I don’t know how a single picture can have time attached to it, but this one did. There was a ‘before’ and a ‘during’, and an ‘after.’ As time went on it started to feel as if maybe I should open the gift. I could sense that the giver was eager, that he was excited about it, encouraging, but very polite, never one to push, quietly waiting. I stole a glance at it on the table. Instantly, there was tension in the room. It seems everyone had noticed that I was thinking of opening it. Apparently, and I understood it immediately, it was entirely ‘taboo’ to open the gift! It was enough to HAVE the gift. It was an incredibly valuable gift, treated with the utmost respect. Everyone knew what the gift was, including me, but you DID NOT touch it, except to carry it from room to room with you, I should rather say, you did not OPEN it! That would be so rude, so presumptuous. It was such a beautiful gift, so valuable, did I not understand the COST of this gift? How could I possible ask for ‘MORE?’ I was made to feel that, to open, or even to want to open, the gift proved my ingratitude, my disrespect. I was made to feel guilty for even thinking about it. The love in the room was replaced by judgement, and maybe...fear...that I would do something horribly inappropriate.
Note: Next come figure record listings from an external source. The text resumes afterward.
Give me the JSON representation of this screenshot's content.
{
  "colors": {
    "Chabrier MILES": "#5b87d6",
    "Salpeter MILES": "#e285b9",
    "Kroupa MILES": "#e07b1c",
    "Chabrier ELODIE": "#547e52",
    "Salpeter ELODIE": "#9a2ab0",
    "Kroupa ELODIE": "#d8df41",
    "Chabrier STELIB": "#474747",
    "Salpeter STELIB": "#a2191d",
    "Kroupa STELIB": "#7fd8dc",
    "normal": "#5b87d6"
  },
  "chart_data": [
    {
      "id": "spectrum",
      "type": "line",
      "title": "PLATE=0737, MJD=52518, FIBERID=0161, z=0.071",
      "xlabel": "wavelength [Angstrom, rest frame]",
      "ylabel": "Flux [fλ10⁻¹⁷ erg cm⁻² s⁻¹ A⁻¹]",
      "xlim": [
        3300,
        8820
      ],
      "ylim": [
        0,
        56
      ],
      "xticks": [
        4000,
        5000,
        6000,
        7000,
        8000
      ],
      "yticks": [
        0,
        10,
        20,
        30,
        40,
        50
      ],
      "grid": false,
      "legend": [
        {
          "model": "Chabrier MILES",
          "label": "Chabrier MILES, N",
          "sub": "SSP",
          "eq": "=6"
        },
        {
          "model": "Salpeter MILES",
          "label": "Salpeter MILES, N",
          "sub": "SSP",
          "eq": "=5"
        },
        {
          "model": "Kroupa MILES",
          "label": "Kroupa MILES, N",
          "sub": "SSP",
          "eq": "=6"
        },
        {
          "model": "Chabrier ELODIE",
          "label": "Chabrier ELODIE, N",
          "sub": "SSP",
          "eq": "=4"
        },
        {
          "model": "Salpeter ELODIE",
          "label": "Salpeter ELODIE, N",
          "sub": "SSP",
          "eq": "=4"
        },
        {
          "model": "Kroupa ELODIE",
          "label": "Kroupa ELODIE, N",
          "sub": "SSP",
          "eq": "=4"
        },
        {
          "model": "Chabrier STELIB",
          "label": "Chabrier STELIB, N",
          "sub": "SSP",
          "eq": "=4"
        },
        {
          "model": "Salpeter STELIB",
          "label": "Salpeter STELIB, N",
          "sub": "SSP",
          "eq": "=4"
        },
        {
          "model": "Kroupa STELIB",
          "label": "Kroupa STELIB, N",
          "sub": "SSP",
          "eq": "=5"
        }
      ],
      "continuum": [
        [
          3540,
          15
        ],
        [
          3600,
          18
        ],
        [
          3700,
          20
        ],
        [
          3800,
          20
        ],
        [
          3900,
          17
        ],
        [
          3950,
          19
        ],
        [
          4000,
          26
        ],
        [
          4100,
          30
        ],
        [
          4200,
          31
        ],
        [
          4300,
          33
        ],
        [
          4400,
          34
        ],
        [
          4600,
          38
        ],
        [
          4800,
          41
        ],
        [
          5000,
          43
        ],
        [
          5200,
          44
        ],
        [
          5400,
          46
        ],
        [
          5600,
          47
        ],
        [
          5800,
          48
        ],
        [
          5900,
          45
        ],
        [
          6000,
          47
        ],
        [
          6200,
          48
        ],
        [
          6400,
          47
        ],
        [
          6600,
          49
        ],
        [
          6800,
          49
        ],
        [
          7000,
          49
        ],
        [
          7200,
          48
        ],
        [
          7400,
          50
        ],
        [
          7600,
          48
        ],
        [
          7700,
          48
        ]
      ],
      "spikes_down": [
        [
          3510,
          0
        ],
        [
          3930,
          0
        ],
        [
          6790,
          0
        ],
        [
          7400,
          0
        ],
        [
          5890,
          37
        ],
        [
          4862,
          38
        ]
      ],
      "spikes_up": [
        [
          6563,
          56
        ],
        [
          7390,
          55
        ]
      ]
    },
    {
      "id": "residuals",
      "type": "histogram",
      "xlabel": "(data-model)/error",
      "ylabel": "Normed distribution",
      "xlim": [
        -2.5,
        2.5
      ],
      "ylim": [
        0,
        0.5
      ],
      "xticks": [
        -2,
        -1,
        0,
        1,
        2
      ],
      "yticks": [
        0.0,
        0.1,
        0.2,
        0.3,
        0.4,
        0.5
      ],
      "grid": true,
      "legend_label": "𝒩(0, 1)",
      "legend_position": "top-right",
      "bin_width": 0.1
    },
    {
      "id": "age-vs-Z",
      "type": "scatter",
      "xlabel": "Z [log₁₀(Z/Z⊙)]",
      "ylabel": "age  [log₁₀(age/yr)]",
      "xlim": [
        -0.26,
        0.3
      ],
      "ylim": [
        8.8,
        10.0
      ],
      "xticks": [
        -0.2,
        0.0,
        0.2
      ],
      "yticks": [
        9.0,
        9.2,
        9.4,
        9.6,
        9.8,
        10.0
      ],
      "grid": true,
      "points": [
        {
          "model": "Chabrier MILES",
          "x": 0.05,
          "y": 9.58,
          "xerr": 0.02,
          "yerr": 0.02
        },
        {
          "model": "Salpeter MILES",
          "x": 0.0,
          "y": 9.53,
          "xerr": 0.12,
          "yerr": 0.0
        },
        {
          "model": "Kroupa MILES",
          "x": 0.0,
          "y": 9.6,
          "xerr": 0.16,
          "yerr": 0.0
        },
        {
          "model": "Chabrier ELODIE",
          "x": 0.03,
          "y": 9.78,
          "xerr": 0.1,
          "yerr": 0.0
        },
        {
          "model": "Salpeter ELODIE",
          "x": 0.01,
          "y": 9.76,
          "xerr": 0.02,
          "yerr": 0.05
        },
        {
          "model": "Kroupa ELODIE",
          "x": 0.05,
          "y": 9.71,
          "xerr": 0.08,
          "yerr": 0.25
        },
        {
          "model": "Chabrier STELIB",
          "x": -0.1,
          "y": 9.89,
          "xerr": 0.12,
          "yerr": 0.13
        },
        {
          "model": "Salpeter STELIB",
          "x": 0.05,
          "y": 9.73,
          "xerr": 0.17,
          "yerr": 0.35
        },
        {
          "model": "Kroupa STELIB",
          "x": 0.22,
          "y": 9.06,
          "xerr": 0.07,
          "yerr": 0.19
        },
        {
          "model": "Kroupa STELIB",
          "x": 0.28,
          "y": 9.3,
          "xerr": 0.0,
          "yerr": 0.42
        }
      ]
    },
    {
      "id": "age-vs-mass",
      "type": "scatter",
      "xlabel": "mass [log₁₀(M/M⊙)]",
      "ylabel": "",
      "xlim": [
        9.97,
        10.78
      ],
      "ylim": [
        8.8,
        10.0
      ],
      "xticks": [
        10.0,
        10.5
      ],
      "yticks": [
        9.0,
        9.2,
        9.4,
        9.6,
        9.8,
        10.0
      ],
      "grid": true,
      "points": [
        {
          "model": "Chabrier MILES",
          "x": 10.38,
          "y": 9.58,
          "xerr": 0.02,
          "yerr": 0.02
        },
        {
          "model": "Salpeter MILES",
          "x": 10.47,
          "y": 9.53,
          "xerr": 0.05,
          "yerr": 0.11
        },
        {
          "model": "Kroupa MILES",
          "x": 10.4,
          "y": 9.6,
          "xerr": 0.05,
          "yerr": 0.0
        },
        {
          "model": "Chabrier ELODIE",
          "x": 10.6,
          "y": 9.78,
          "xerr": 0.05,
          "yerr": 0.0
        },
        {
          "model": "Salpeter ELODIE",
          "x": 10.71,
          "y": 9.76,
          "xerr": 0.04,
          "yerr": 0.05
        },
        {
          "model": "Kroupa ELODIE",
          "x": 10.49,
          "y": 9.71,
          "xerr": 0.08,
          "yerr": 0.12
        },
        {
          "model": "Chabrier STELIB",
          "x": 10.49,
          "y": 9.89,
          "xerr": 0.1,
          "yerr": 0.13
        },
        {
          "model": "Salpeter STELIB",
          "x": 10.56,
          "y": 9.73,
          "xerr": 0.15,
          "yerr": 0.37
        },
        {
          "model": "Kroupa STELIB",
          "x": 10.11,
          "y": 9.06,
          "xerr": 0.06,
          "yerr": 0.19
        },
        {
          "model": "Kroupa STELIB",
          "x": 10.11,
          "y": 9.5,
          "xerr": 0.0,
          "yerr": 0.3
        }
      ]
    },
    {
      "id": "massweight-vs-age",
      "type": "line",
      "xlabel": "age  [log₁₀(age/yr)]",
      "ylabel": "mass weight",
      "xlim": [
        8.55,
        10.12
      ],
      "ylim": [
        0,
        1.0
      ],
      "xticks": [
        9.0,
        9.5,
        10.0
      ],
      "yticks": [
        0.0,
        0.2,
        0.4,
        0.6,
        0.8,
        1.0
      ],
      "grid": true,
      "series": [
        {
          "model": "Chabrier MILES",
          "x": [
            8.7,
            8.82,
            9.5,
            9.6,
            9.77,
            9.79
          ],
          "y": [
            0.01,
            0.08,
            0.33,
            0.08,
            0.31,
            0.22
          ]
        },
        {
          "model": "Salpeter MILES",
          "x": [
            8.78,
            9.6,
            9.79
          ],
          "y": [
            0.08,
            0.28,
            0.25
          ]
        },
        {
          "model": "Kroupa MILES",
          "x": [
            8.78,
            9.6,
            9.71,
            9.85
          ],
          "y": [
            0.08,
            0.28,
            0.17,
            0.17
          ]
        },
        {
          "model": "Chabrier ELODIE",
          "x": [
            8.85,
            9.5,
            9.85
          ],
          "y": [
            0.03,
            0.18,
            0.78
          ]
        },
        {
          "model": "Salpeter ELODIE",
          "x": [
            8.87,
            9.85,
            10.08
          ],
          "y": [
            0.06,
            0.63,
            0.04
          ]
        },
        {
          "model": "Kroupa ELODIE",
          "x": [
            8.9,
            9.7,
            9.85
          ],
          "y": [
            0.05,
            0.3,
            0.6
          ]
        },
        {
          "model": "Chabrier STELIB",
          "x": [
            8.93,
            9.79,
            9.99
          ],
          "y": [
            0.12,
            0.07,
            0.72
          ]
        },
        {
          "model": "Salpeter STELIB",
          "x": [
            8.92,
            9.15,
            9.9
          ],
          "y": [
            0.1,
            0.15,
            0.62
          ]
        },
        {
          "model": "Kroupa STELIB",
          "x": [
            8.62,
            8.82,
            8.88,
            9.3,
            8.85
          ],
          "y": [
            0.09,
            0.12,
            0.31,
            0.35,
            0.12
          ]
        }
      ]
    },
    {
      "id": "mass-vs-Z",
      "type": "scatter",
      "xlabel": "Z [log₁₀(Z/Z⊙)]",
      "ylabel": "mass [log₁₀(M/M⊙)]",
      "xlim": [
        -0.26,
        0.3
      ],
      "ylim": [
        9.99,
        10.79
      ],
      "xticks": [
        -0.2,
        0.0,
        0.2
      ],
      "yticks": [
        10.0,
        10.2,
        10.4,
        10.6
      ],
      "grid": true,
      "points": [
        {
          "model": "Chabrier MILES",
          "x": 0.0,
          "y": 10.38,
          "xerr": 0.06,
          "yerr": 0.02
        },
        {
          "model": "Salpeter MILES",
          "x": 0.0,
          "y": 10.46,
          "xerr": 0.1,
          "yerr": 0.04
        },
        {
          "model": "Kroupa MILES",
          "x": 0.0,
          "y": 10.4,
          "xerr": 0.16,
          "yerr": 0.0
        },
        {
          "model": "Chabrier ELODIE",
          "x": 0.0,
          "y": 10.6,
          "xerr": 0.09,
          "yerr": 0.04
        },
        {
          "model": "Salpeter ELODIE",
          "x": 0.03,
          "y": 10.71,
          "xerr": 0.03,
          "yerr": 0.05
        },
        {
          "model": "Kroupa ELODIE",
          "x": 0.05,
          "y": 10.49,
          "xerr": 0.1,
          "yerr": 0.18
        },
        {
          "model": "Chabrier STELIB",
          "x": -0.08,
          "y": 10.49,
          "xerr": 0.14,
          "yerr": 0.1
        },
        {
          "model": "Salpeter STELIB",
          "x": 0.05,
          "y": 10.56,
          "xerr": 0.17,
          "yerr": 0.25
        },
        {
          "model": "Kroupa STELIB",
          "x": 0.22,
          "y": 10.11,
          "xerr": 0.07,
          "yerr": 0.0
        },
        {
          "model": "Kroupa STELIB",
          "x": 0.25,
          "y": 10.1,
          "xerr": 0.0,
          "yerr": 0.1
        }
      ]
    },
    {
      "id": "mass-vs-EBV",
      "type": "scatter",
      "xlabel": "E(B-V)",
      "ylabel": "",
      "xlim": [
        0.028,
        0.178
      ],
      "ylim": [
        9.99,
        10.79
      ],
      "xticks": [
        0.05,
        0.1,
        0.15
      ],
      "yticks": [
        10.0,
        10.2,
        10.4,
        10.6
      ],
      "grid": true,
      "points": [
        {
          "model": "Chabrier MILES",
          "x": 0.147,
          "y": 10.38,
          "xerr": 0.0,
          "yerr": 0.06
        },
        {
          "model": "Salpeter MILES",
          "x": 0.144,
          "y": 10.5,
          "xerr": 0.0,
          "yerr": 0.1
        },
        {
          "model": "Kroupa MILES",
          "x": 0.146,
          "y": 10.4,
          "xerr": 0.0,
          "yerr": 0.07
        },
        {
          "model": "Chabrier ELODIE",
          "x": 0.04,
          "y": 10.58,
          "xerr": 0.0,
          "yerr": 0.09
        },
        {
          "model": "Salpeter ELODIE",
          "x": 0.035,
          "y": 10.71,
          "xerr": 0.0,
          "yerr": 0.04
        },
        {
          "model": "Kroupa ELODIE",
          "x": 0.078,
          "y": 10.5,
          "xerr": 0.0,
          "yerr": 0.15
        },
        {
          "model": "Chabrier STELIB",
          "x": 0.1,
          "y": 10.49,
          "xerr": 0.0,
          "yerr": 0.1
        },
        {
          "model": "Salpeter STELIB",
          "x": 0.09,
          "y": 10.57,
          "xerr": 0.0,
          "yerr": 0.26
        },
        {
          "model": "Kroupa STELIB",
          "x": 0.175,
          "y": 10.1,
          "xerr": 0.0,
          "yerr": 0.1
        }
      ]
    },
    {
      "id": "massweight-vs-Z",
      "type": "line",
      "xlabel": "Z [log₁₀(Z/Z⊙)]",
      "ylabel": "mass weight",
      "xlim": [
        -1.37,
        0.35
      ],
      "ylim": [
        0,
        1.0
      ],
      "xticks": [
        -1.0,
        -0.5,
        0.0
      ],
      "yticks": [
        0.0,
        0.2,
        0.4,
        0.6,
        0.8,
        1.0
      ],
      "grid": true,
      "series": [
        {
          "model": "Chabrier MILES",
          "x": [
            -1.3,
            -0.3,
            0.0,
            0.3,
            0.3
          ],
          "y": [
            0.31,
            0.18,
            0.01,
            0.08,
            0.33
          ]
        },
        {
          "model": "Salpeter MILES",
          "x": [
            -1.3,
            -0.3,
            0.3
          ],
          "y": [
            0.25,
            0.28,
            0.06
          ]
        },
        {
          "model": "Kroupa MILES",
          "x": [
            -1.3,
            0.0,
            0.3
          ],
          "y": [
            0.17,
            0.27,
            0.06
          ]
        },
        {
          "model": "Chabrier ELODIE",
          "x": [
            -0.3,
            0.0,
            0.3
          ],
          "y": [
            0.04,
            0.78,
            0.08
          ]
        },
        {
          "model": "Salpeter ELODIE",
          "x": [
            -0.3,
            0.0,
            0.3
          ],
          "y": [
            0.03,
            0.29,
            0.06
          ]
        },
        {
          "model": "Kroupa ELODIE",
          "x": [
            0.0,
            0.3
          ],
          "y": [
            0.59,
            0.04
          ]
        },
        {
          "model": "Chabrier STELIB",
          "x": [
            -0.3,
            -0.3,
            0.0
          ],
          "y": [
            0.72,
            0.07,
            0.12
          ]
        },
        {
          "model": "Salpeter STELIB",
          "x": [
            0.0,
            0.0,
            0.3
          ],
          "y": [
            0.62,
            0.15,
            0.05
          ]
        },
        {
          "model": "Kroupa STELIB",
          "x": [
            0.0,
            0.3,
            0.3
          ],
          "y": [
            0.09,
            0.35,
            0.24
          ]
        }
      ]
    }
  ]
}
I could sense the giver grow a little restless, puzzled, anxious, disappointed (?). I could sense him wondering when?…, why? Is she going to open it? He seemed unaware of the other people in the room, only me, unaware of the tension, only the hesitation, but, being ever the gentleman, he said nothing. He waited. I couldn’t look at him. The joy was gone, replaced by confusion, a sense of loss…
That was it. That’s where it ended, except…

A moment later, there was another picture, some ‘time’ after the first. All the people were gone. It was just me, and the gift, ribbon pooled on the table, paper torn, box folded open, and an unknown number (but lots…) of smaller, beautifully wrapped gifts. Each one was tied to the next with a ribbon, so that, as you pulled one out of the box, the next one followed. I hadn’t opened any of the smaller ones yet, but the smile was back, the peace was back, the sense of wonder, awe, anticipation, and now, curiosity. I had thought I had known what was in the box. The gift was called Eternal Life, the giver, Jesus Christ. And inside this gift… so many other gifts!